Let's say we want to calculate `a - b`

, where `a`

and `b`

are 4-bit unsigned integers and we want to perform subtraction via addition and get a 4-bit difference and an underflow/overflow indication when **a < b**.

a - b = a + (-b)

Since we're operating in modulo-16 arithmetic, `-b`

= `16-b`

. So,

a - b = a + (-b) = a + (16 - b)

If we perform regular unsigned addition of `a`

and `16-b`

the overflow condition for this addition, which is often indicated by the CPU in its `carry`

flag, will be this (recall that we're dealing with 4-bit integers):

a + (16 - b) > 15

Let's simplify this overflow condition:

a + 16 - b > 15

a + 16 > 15 + b

a + 1 > b

a > b - 1

Let's now recall that we're dealing with integers. Therefore the above can be rewritten as:

**a >= b**.

This is the condition for getting carry flag = 1 after adding `a`

and `(16)-b`

. If the inequality doesn't hold, we get carry = 0.
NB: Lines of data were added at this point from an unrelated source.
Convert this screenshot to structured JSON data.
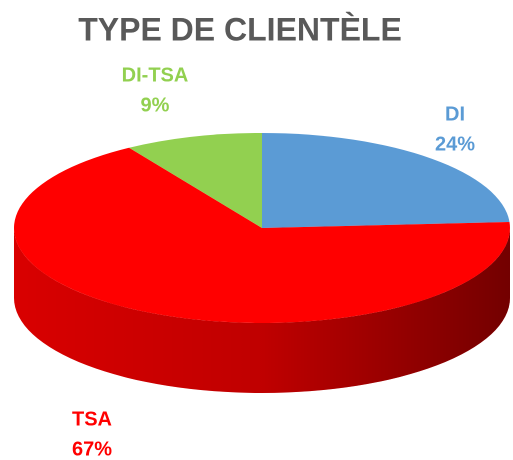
{
  "chart_data": {
    "type": "pie",
    "title": "TYPE DE CLIENTÈLE",
    "categories": [
      "DI",
      "TSA",
      "DI-TSA"
    ],
    "values": [
      24,
      67,
      9
    ],
    "value_labels": [
      "24%",
      "67%",
      "9%"
    ],
    "colors": [
      "#5b9bd5",
      "#ff0000",
      "#92d050"
    ]
  }
}
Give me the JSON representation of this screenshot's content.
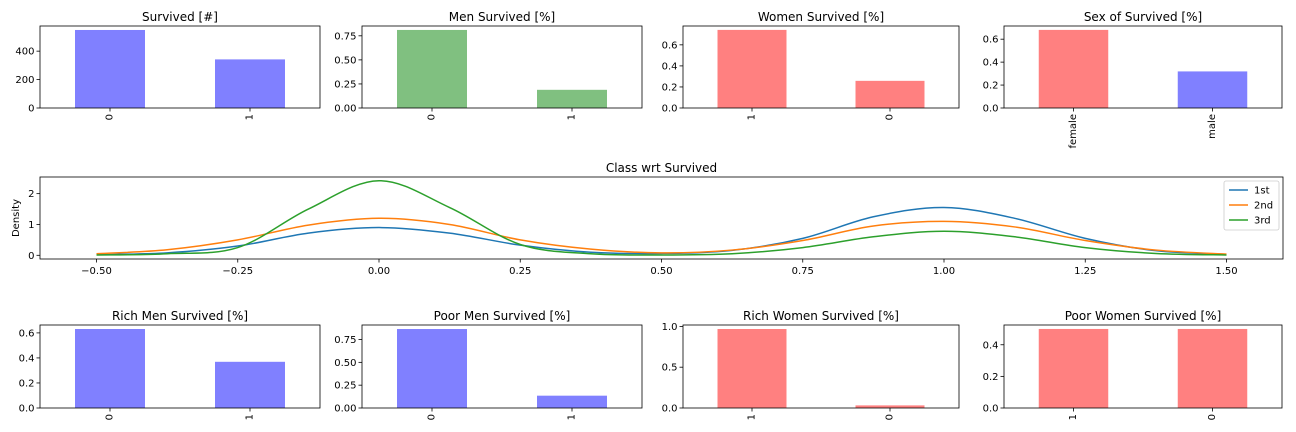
{
  "chart_data": [
    {
      "type": "bar",
      "title": "Survived [#]",
      "categories": [
        "0",
        "1"
      ],
      "values": [
        549,
        342
      ],
      "ylim": [
        0,
        577
      ],
      "yticks": [
        0,
        200,
        400
      ],
      "ytick_labels": [
        "0",
        "200",
        "400"
      ],
      "color": "#8080ff",
      "grid": false
    },
    {
      "type": "bar",
      "title": "Men Survived [%]",
      "categories": [
        "0",
        "1"
      ],
      "values": [
        0.811,
        0.189
      ],
      "ylim": [
        0,
        0.852
      ],
      "yticks": [
        0,
        0.25,
        0.5,
        0.75
      ],
      "ytick_labels": [
        "0.00",
        "0.25",
        "0.50",
        "0.75"
      ],
      "color": "#80c080",
      "grid": false
    },
    {
      "type": "bar",
      "title": "Women Survived [%]",
      "categories": [
        "1",
        "0"
      ],
      "values": [
        0.742,
        0.258
      ],
      "ylim": [
        0,
        0.779
      ],
      "yticks": [
        0,
        0.2,
        0.4,
        0.6
      ],
      "ytick_labels": [
        "0.0",
        "0.2",
        "0.4",
        "0.6"
      ],
      "color": "#ff8080",
      "grid": false
    },
    {
      "type": "bar",
      "title": "Sex of Survived [%]",
      "categories": [
        "female",
        "male"
      ],
      "values": [
        0.681,
        0.319
      ],
      "ylim": [
        0,
        0.715
      ],
      "yticks": [
        0,
        0.2,
        0.4,
        0.6
      ],
      "ytick_labels": [
        "0.0",
        "0.2",
        "0.4",
        "0.6"
      ],
      "color": "#ff8080|#8080ff",
      "grid": false
    },
    {
      "type": "line",
      "title": "Class wrt Survived",
      "ylabel": "Density",
      "xlim": [
        -0.6,
        1.6
      ],
      "ylim": [
        -0.12,
        2.54
      ],
      "xticks": [
        -0.5,
        -0.25,
        0,
        0.25,
        0.5,
        0.75,
        1.0,
        1.25,
        1.5
      ],
      "xtick_labels": [
        "−0.50",
        "−0.25",
        "0.00",
        "0.25",
        "0.50",
        "0.75",
        "1.00",
        "1.25",
        "1.50"
      ],
      "yticks": [
        0,
        1,
        2
      ],
      "ytick_labels": [
        "0",
        "1",
        "2"
      ],
      "legend_position": "top-right",
      "grid": false,
      "series": [
        {
          "name": "1st",
          "color": "#1f77b4",
          "x": [
            -0.5,
            -0.375,
            -0.25,
            -0.125,
            0,
            0.125,
            0.25,
            0.375,
            0.5,
            0.625,
            0.75,
            0.875,
            1,
            1.125,
            1.25,
            1.375,
            1.5
          ],
          "y": [
            0.02,
            0.08,
            0.3,
            0.72,
            0.9,
            0.72,
            0.33,
            0.1,
            0.06,
            0.16,
            0.55,
            1.25,
            1.55,
            1.2,
            0.55,
            0.15,
            0.03
          ]
        },
        {
          "name": "2nd",
          "color": "#ff7f0e",
          "x": [
            -0.5,
            -0.375,
            -0.25,
            -0.125,
            0,
            0.125,
            0.25,
            0.375,
            0.5,
            0.625,
            0.75,
            0.875,
            1,
            1.125,
            1.25,
            1.375,
            1.5
          ],
          "y": [
            0.05,
            0.18,
            0.5,
            0.98,
            1.2,
            1.0,
            0.5,
            0.2,
            0.08,
            0.17,
            0.48,
            0.95,
            1.1,
            0.92,
            0.48,
            0.17,
            0.04
          ]
        },
        {
          "name": "3rd",
          "color": "#2ca02c",
          "x": [
            -0.5,
            -0.375,
            -0.25,
            -0.125,
            0,
            0.125,
            0.25,
            0.375,
            0.5,
            0.625,
            0.75,
            0.875,
            1,
            1.125,
            1.25,
            1.375,
            1.5
          ],
          "y": [
            0.01,
            0.05,
            0.25,
            1.5,
            2.42,
            1.55,
            0.35,
            0.05,
            0.01,
            0.05,
            0.25,
            0.6,
            0.78,
            0.6,
            0.25,
            0.06,
            0.01
          ]
        }
      ]
    },
    {
      "type": "bar",
      "title": "Rich Men Survived [%]",
      "categories": [
        "0",
        "1"
      ],
      "values": [
        0.631,
        0.369
      ],
      "ylim": [
        0,
        0.663
      ],
      "yticks": [
        0,
        0.2,
        0.4,
        0.6
      ],
      "ytick_labels": [
        "0.0",
        "0.2",
        "0.4",
        "0.6"
      ],
      "color": "#8080ff",
      "grid": false
    },
    {
      "type": "bar",
      "title": "Poor Men Survived [%]",
      "categories": [
        "0",
        "1"
      ],
      "values": [
        0.865,
        0.135
      ],
      "ylim": [
        0,
        0.909
      ],
      "yticks": [
        0,
        0.25,
        0.5,
        0.75
      ],
      "ytick_labels": [
        "0.00",
        "0.25",
        "0.50",
        "0.75"
      ],
      "color": "#8080ff",
      "grid": false
    },
    {
      "type": "bar",
      "title": "Rich Women Survived [%]",
      "categories": [
        "1",
        "0"
      ],
      "values": [
        0.968,
        0.032
      ],
      "ylim": [
        0,
        1.017
      ],
      "yticks": [
        0,
        0.5,
        1.0
      ],
      "ytick_labels": [
        "0.0",
        "0.5",
        "1.0"
      ],
      "color": "#ff8080",
      "grid": false
    },
    {
      "type": "bar",
      "title": "Poor Women Survived [%]",
      "categories": [
        "1",
        "0"
      ],
      "values": [
        0.5,
        0.5
      ],
      "ylim": [
        0,
        0.525
      ],
      "yticks": [
        0,
        0.2,
        0.4
      ],
      "ytick_labels": [
        "0.0",
        "0.2",
        "0.4"
      ],
      "color": "#ff8080",
      "grid": false
    }
  ]
}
Let's now recall that we were interested in overflow/underflow from subtraction (a - b). That condition is **a < b**.

Well, **a >= b** is the exact opposite of **a < b**.
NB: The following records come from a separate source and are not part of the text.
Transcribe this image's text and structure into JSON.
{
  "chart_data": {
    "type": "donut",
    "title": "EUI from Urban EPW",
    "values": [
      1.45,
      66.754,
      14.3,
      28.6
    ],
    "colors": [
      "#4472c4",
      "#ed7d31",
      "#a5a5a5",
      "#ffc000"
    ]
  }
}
From this it follows that the `carry`

flag that you get from adding `a`

and `(16)-b`

is the inverse of the subtraction overflow, or, in other words, the **inverse** of the `borrow`

flag you'd get by subtracting `b`

directly from `a`

using the appropriate subtraction instruction (e.g. SUB).

Just invert the carry or treat it in the opposite way.